No ID, I Be A G, Exclude Every Other Alphabet…

Traffic to the city is a bitch! Almost forgot how much I hate traffic on a rainy day and thank God there was something to remind me. A drive to SF can usually cost me tops 45 min. This time it cost us about an hour and half. Was it cause I wasn’t driving? You can bet your ass it was.

We got to the Regency Ballroom while Hopsin was performing with a homie. Hopsin is what Eminem would be if he were black, 15 years younger, and wore white eye contacts. He was signed to Ruthless Records a few years back by Eazy E’s wife who apparently shafted him in whatever contract he signed with them causing him to bash her and the label. At one point he had the crowd chanting, “FUCK RUTHLESS RECORDS”. I withheld my urge to chime in the chanting for numerous reasons I will not get into right now.
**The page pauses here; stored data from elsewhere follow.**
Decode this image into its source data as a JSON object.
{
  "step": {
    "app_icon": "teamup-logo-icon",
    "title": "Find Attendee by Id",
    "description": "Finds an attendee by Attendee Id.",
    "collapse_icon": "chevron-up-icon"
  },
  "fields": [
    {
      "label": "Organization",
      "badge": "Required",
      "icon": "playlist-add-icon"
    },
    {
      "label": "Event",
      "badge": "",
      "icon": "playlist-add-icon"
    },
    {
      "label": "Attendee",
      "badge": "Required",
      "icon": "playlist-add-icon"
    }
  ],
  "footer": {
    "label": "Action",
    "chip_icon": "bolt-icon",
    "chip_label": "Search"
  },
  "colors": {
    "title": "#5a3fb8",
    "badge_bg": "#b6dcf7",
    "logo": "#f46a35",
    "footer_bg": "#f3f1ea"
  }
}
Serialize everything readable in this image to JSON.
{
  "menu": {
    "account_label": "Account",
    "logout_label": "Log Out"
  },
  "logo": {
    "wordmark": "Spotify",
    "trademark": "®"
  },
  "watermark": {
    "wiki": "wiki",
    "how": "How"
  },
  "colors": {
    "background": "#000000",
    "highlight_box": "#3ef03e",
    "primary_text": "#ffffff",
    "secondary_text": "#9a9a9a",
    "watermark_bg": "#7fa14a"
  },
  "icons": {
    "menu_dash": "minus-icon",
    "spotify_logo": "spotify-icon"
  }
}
He got the crowd going, had a lot of energy and was clearly prepared for his performance as evident in the safety pin that was unmistakably the only thing keeping his chonies on.

But all blunts were lit when the homie Kendrick got on stage. He seemed genuinely humbled when the crowd sang his songs and even jokingly teased that we thought we could melodize. Shit, I know I can. His first show in San Francisco was received well. His stage presence is that of a conductor conducting an orchestra and the crowd loves it – Hello! He stopped at one point and told the crowd to tweet @KendrickLamar what song we wanted to hear, and you know I couldn’t resist the urge to tweet Cut You Off. Not sure if the whole crowd tweeted the same song, if he was already planning to perform that one next, or if my tweet really made him do it, but that was the next song he sang. P*ssy & Patron, Hol’ Up, Spiteful Chant (another personal favorite), and F*ck Your Ethnicity were among some of the other songs he performed. He had the crowd chanting his name when he walked off stage which of course forced him to do an encore… something I had really only seen The Arcade Fire do once. A lot of sneaky hoes tried stay for the meet & greet but were shamefully busted by security. By the time he came out, homie looked drained and ready for bed. Or maybe I was reading his eye wrong. Would definitely see him again if he rolled through. If you’re going to Coachella, put him on your TO SEE list.